Math says...

I’m intrigued by the topics legitimate mathematicians and scientists decide to research/calculate so I turned it into a game. Follow my lead (doesn’t have to be math, but it has to be reasonably legit - not a snark about religion or pseudo science).

Math says… you can’t have more than 150 friends.

Math says… if vampires ever existed they would quickly take over the world.

(right forum?)

The vampire theory is arguing from a false premise (or two). Vampire stories and legends typically don’t say “anyone bitten by a vampire becomes a vampire” or even “vampires kill every single person they feed on”.

Math says is suck at math. (according to my G.P.A.)

Math says 2=1

I can mathematically prove that I am the Queen of England.

Sounds like Facebook would totally blow Dunbar’s mind.

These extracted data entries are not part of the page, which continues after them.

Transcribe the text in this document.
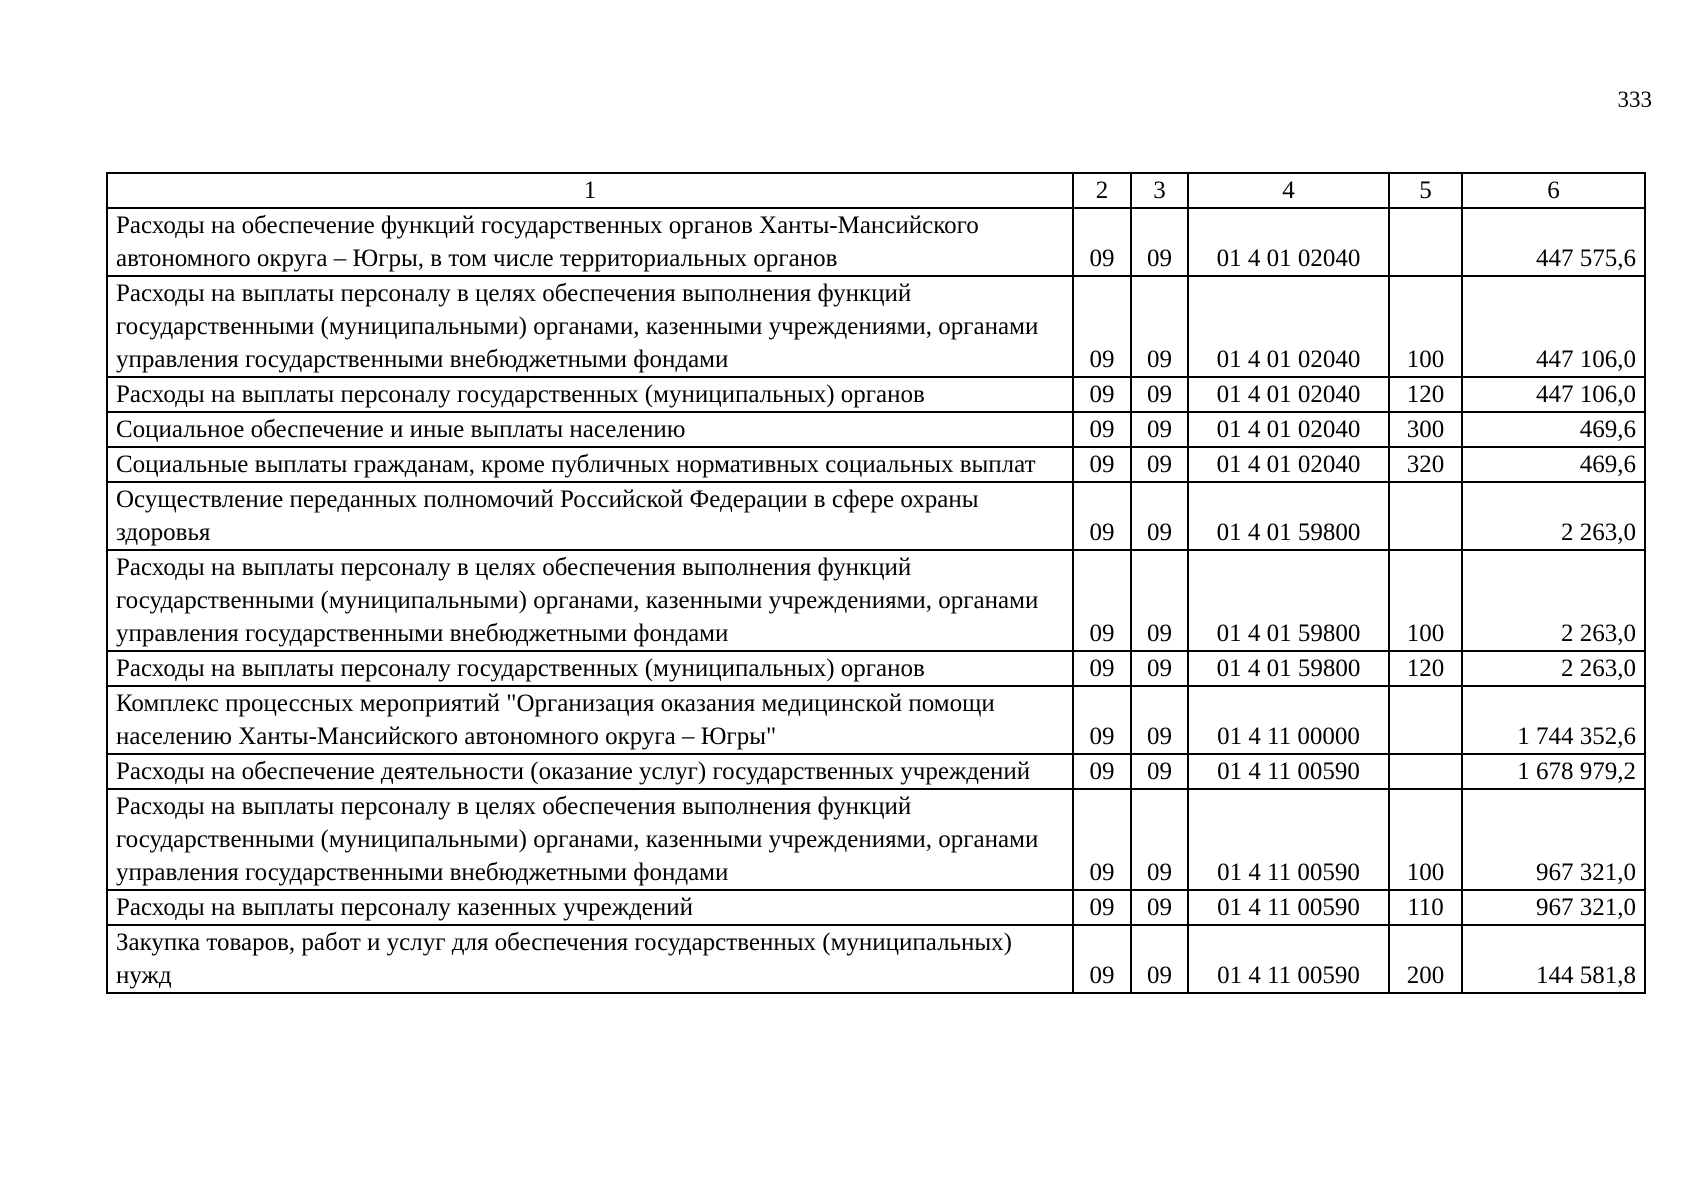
333
1	2	3	4	5	6
Расходы на обеспечение функций государственных органов Ханты-Мансийского автономного округа – Югры, в том числе территориальных органов	09	09	01 4 01 02040		447 575,6
Расходы на выплаты персоналу в целях обеспечения выполнения функций государственными (муниципальными) органами, казенными учреждениями, органами управления государственными внебюджетными фондами	09	09	01 4 01 02040	100	447 106,0
Расходы на выплаты персоналу государственных (муниципальных) органов	09	09	01 4 01 02040	120	447 106,0
Социальное обеспечение и иные выплаты населению	09	09	01 4 01 02040	300	469,6
Социальные выплаты гражданам, кроме публичных нормативных социальных выплат	09	09	01 4 01 02040	320	469,6
Осуществление переданных полномочий Российской Федерации в сфере охраны здоровья	09	09	01 4 01 59800		2 263,0
Расходы на выплаты персоналу в целях обеспечения выполнения функций государственными (муниципальными) органами, казенными учреждениями, органами управления государственными внебюджетными фондами	09	09	01 4 01 59800	100	2 263,0
Расходы на выплаты персоналу государственных (муниципальных) органов	09	09	01 4 01 59800	120	2 263,0
Комплекс процессных мероприятий "Организация оказания медицинской помощи населению Ханты-Мансийского автономного округа – Югры"	09	09	01 4 11 00000		1 744 352,6
Расходы на обеспечение деятельности (оказание услуг) государственных учреждений	09	09	01 4 11 00590		1 678 979,2
Расходы на выплаты персоналу в целях обеспечения выполнения функций государственными (муниципальными) органами, казенными учреждениями, органами управления государственными внебюджетными фондами	09	09	01 4 11 00590	100	967 321,0
Расходы на выплаты персоналу казенных учреждений	09	09	01 4 11 00590	110	967 321,0
Закупка товаров, работ и услуг для обеспечения государственных (муниципальных) нужд	09	09	01 4 11 00590	200	144 581,8
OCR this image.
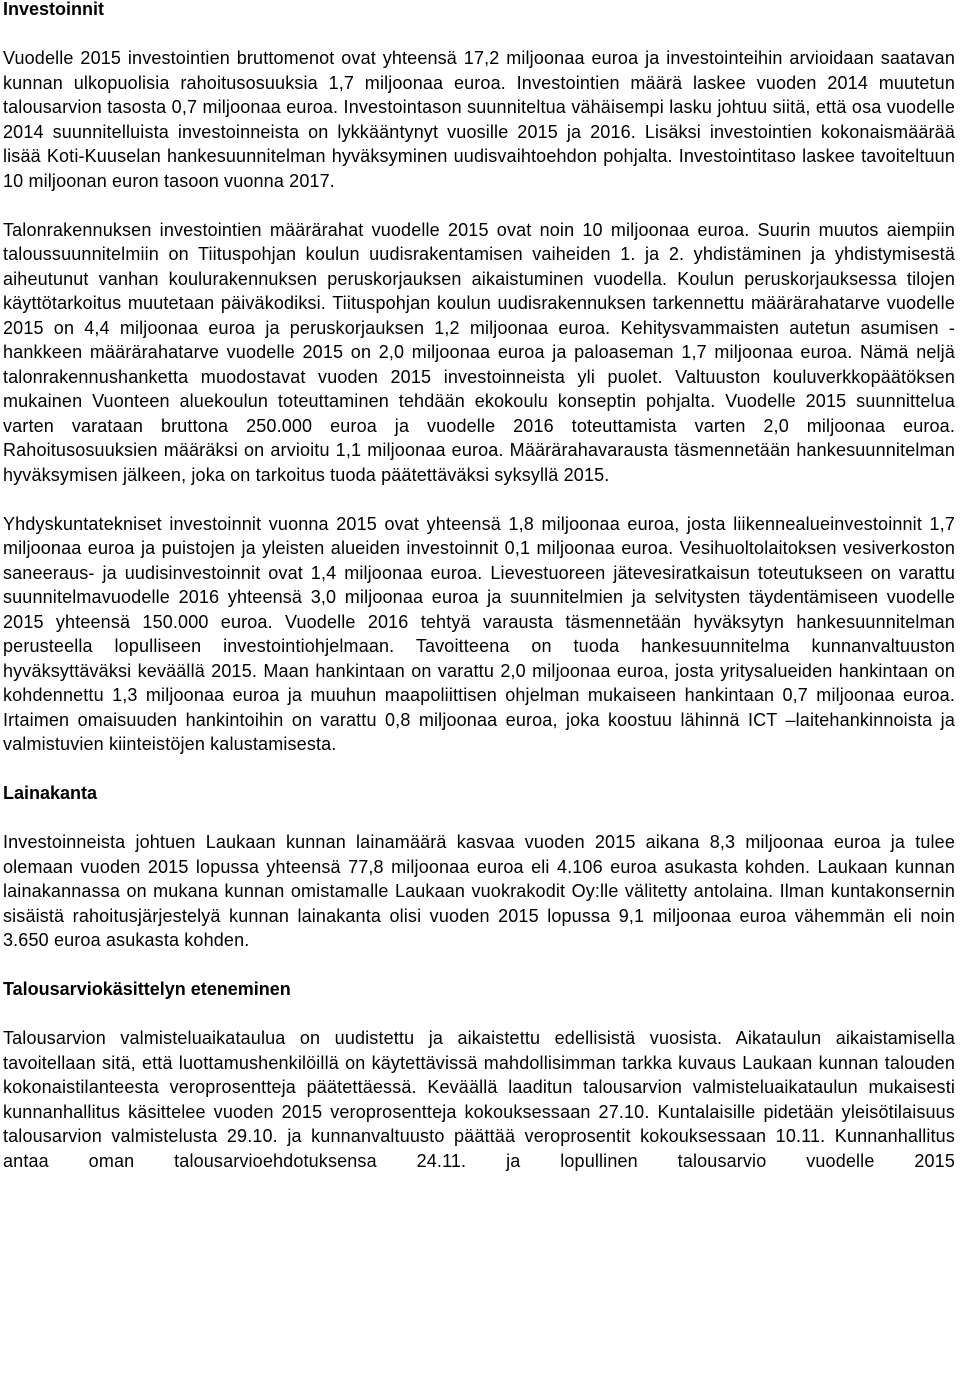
Investoinnit

Vuodelle 2015 investointien bruttomenot ovat yhteensä 17,2 miljoonaa euroa ja investointeihin arvioidaan saatavan kunnan ulkopuolisia rahoitusosuuksia 1,7 miljoonaa euroa. Investointien määrä laskee vuoden 2014 muutetun talousarvion tasosta 0,7 miljoonaa euroa. Investointason suunniteltua vähäisempi lasku johtuu siitä, että osa vuodelle 2014 suunnitelluista investoinneista on lykkääntynyt vuosille 2015 ja 2016. Lisäksi investointien kokonaismäärää lisää Koti-Kuuselan hankesuunnitelman hyväksyminen uudisvaihtoehdon pohjalta. Investointitaso laskee tavoiteltuun 10 miljoonan euron tasoon vuonna 2017.

Talonrakennuksen investointien määrärahat vuodelle 2015 ovat noin 10 miljoonaa euroa. Suurin muutos aiempiin taloussuunnitelmiin on Tiituspohjan koulun uudisrakentamisen vaiheiden 1. ja 2. yhdistäminen ja yhdistymisestä aiheutunut vanhan koulurakennuksen peruskorjauksen aikaistuminen vuodella. Koulun peruskorjauksessa tilojen käyttötarkoitus muutetaan päiväkodiksi. Tiituspohjan koulun uudisrakennuksen tarkennettu määrärahatarve vuodelle 2015 on 4,4 miljoonaa euroa ja peruskorjauksen 1,2 miljoonaa euroa. Kehitysvammaisten autetun asumisen -hankkeen määrärahatarve vuodelle 2015 on 2,0 miljoonaa euroa ja paloaseman 1,7 miljoonaa euroa. Nämä neljä talonrakennushanketta muodostavat vuoden 2015 investoinneista yli puolet. Valtuuston kouluverkkopäätöksen mukainen Vuonteen aluekoulun toteuttaminen tehdään ekokoulu konseptin pohjalta. Vuodelle 2015 suunnittelua varten varataan bruttona 250.000 euroa ja vuodelle 2016 toteuttamista varten 2,0 miljoonaa euroa. Rahoitusosuuksien määräksi on arvioitu 1,1 miljoonaa euroa. Määrärahavarausta täsmennetään hankesuunnitelman hyväksymisen jälkeen, joka on tarkoitus tuoda päätettäväksi syksyllä 2015.

Yhdyskuntatekniset investoinnit vuonna 2015 ovat yhteensä 1,8 miljoonaa euroa, josta liikennealueinvestoinnit 1,7 miljoonaa euroa ja puistojen ja yleisten alueiden investoinnit 0,1 miljoonaa euroa. Vesihuoltolaitoksen vesiverkoston saneeraus- ja uudisinvestoinnit ovat 1,4 miljoonaa euroa. Lievestuoreen jätevesiratkaisun toteutukseen on varattu suunnitelmavuodelle 2016 yhteensä 3,0 miljoonaa euroa ja suunnitelmien ja selvitysten täydentämiseen vuodelle 2015 yhteensä 150.000 euroa. Vuodelle 2016 tehtyä varausta täsmennetään hyväksytyn hankesuunnitelman perusteella lopulliseen investointiohjelmaan. Tavoitteena on tuoda hankesuunnitelma kunnanvaltuuston hyväksyttäväksi keväällä 2015. Maan hankintaan on varattu 2,0 miljoonaa euroa, josta yritysalueiden hankintaan on kohdennettu 1,3 miljoonaa euroa ja muuhun maapoliittisen ohjelman mukaiseen hankintaan 0,7 miljoonaa euroa. Irtaimen omaisuuden hankintoihin on varattu 0,8 miljoonaa euroa, joka koostuu lähinnä ICT –laitehankinnoista ja valmistuvien kiinteistöjen kalustamisesta.

Lainakanta

Investoinneista johtuen Laukaan kunnan lainamäärä kasvaa vuoden 2015 aikana 8,3 miljoonaa euroa ja tulee olemaan vuoden 2015 lopussa yhteensä 77,8 miljoonaa euroa eli 4.106 euroa asukasta kohden. Laukaan kunnan lainakannassa on mukana kunnan omistamalle Laukaan vuokrakodit Oy:lle välitetty antolaina. Ilman kuntakonsernin sisäistä rahoitusjärjestelyä kunnan lainakanta olisi vuoden 2015 lopussa 9,1 miljoonaa euroa vähemmän eli noin 3.650 euroa asukasta kohden.

Talousarviokäsittelyn eteneminen

Talousarvion valmisteluaikataulua on uudistettu ja aikaistettu edellisistä vuosista. Aikataulun aikaistamisella tavoitellaan sitä, että luottamushenkilöillä on käytettävissä mahdollisimman tarkka kuvaus Laukaan kunnan talouden kokonaistilanteesta veroprosentteja päätettäessä. Keväällä laaditun talousarvion valmisteluaikataulun mukaisesti kunnanhallitus käsittelee vuoden 2015 veroprosentteja kokouksessaan 27.10. Kuntalaisille pidetään yleisötilaisuus talousarvion valmistelusta 29.10. ja kunnanvaltuusto päättää veroprosentit kokouksessaan 10.11. Kunnanhallitus antaa oman talousarvioehdotuksensa 24.11. ja lopullinen talousarvio vuodelle 2015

More generally, math says for any a, b, a=b. Also 2 + 2 = 5.

Math says that most people have more than the average number of legs.

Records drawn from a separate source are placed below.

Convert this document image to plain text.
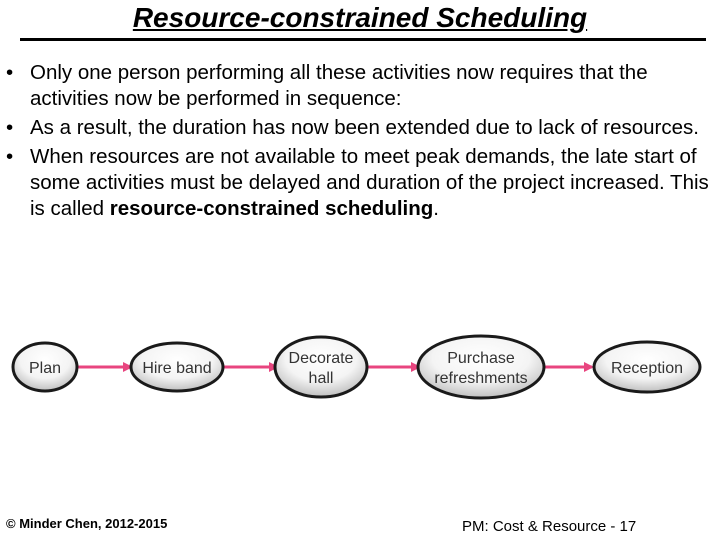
Resource-constrained Scheduling
• Only one person performing all these activities now requires that the activities now be performed in sequence:
• As a result, the duration has now been extended due to lack of resources.
• When resources are not available to meet peak demands, the late start of some activities must be delayed and duration of the project increased. This is called resource-constrained scheduling.
Plan	Hire band
Decorate
hall
Purchase
refreshments
Reception
© Minder Chen, 2012-2015	PM: Cost & Resource - 17
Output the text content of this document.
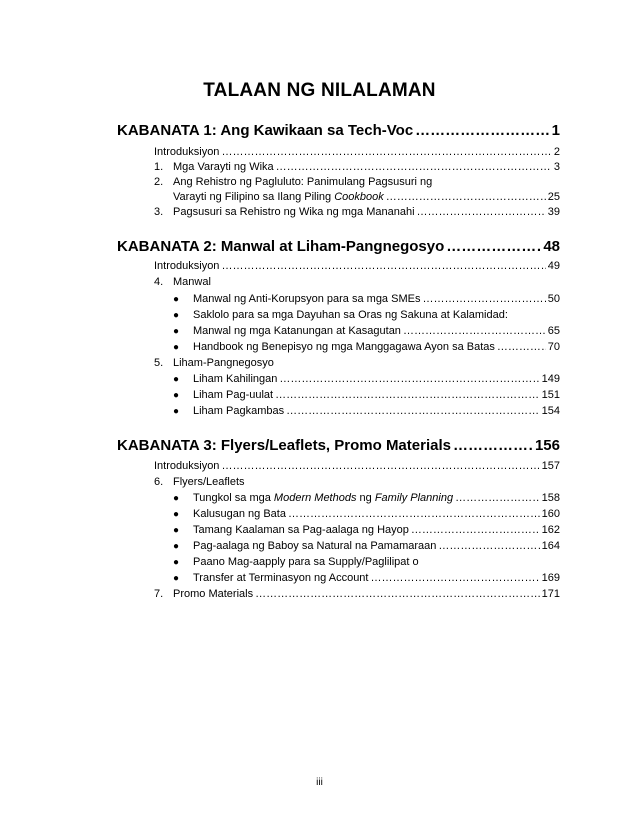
TALAAN NG NILALAMAN
KABANATA 1: Ang Kawikaan sa Tech-Voc …………………………………………………………………………………………………………………………………………………………………………………………	1
Introduksiyon …………………………………………………………………………………………………………………………………………………………………………………………	2
1. Mga Varayti ng Wika …………………………………………………………………………………………………………………………………………………………………………………………	3
2. Ang Rehistro ng Pagluluto: Panimulang Pagsusuri ng
Varayti ng Filipino sa Ilang Piling Cookbook …………………………………………………………………………………………………………………………………………………………………………………………	25
3. Pagsusuri sa Rehistro ng Wika ng mga Mananahi …………………………………………………………………………………………………………………………………………………………………………………………	39
KABANATA 2: Manwal at Liham-Pangnegosyo …………………………………………………………………………………………………………………………………………………………………………………………	48
Introduksiyon …………………………………………………………………………………………………………………………………………………………………………………………	49
4. Manwal
● Manwal ng Anti-Korupsyon para sa mga SMEs …………………………………………………………………………………………………………………………………………………………………………………………	50
● Saklolo para sa mga Dayuhan sa Oras ng Sakuna at Kalamidad:
● Manwal ng mga Katanungan at Kasagutan …………………………………………………………………………………………………………………………………………………………………………………………	65
● Handbook ng Benepisyo ng mga Manggagawa Ayon sa Batas …………………………………………………………………………………………………………………………………………………………………………………………	70
5. Liham-Pangnegosyo
● Liham Kahilingan …………………………………………………………………………………………………………………………………………………………………………………………	149
● Liham Pag-uulat …………………………………………………………………………………………………………………………………………………………………………………………	151
● Liham Pagkambas …………………………………………………………………………………………………………………………………………………………………………………………	154
KABANATA 3: Flyers/Leaflets, Promo Materials …………………………………………………………………………………………………………………………………………………………………………………………	156
Introduksiyon …………………………………………………………………………………………………………………………………………………………………………………………	157
6. Flyers/Leaflets
● Tungkol sa mga Modern Methods ng Family Planning …………………………………………………………………………………………………………………………………………………………………………………………	158
● Kalusugan ng Bata …………………………………………………………………………………………………………………………………………………………………………………………	160
● Tamang Kaalaman sa Pag-aalaga ng Hayop …………………………………………………………………………………………………………………………………………………………………………………………	162
● Pag-aalaga ng Baboy sa Natural na Pamamaraan …………………………………………………………………………………………………………………………………………………………………………………………	164
● Paano Mag-aapply para sa Supply/Paglilipat o
● Transfer at Terminasyon ng Account …………………………………………………………………………………………………………………………………………………………………………………………	169
7. Promo Materials …………………………………………………………………………………………………………………………………………………………………………………………	171
iii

The 150 friends thing isn’t really math at all, it’s some form of psychology or sociology.

Although having been a math major myself, it seems like a reasonable prediction for the math-oriented :slight_smile:

Nobody interacts with all of their online friends in equal amounts.

I’m deeply disappointed in all of you.

Math says it still sounds SO WEIRD to me when I hear/see people saying “math” instead of “maths”. For some reason it’s one American useage I can’t get used to. Sounds like someone is talking with a speech impediment, or just haven’t finished their thought. Or all of mathematics is being reduced to one singular math. A tiny sliver of math. Just one math calorie. I can’t explain why it sounds so weird to me. Maybe you can do the maths and let me know.

And while I’m here, do you really need the OF in 'off of". I can’t get my head around it. Get off OF something? Why not just get off it? Where is the ‘of’ happening when you’re getting off a thing? Gah!

We’re very efficient here in the States. The nano-seconds we save by not pronouncing that “s” have made us the undisputed superpower of the world, and we always will be as long as we keep pronouncing it that way.

Same reason we dropped the “d” off of our pronunciation of “z”.

Math says… There will always be constellations in a star-filled sky. Also, that book *The Bible Code *was BS.

And the resources we saved by not using an extra u in colour, flavour, honour, humour, labour, neighbour, and rumour? That’s what we used to land on the moon.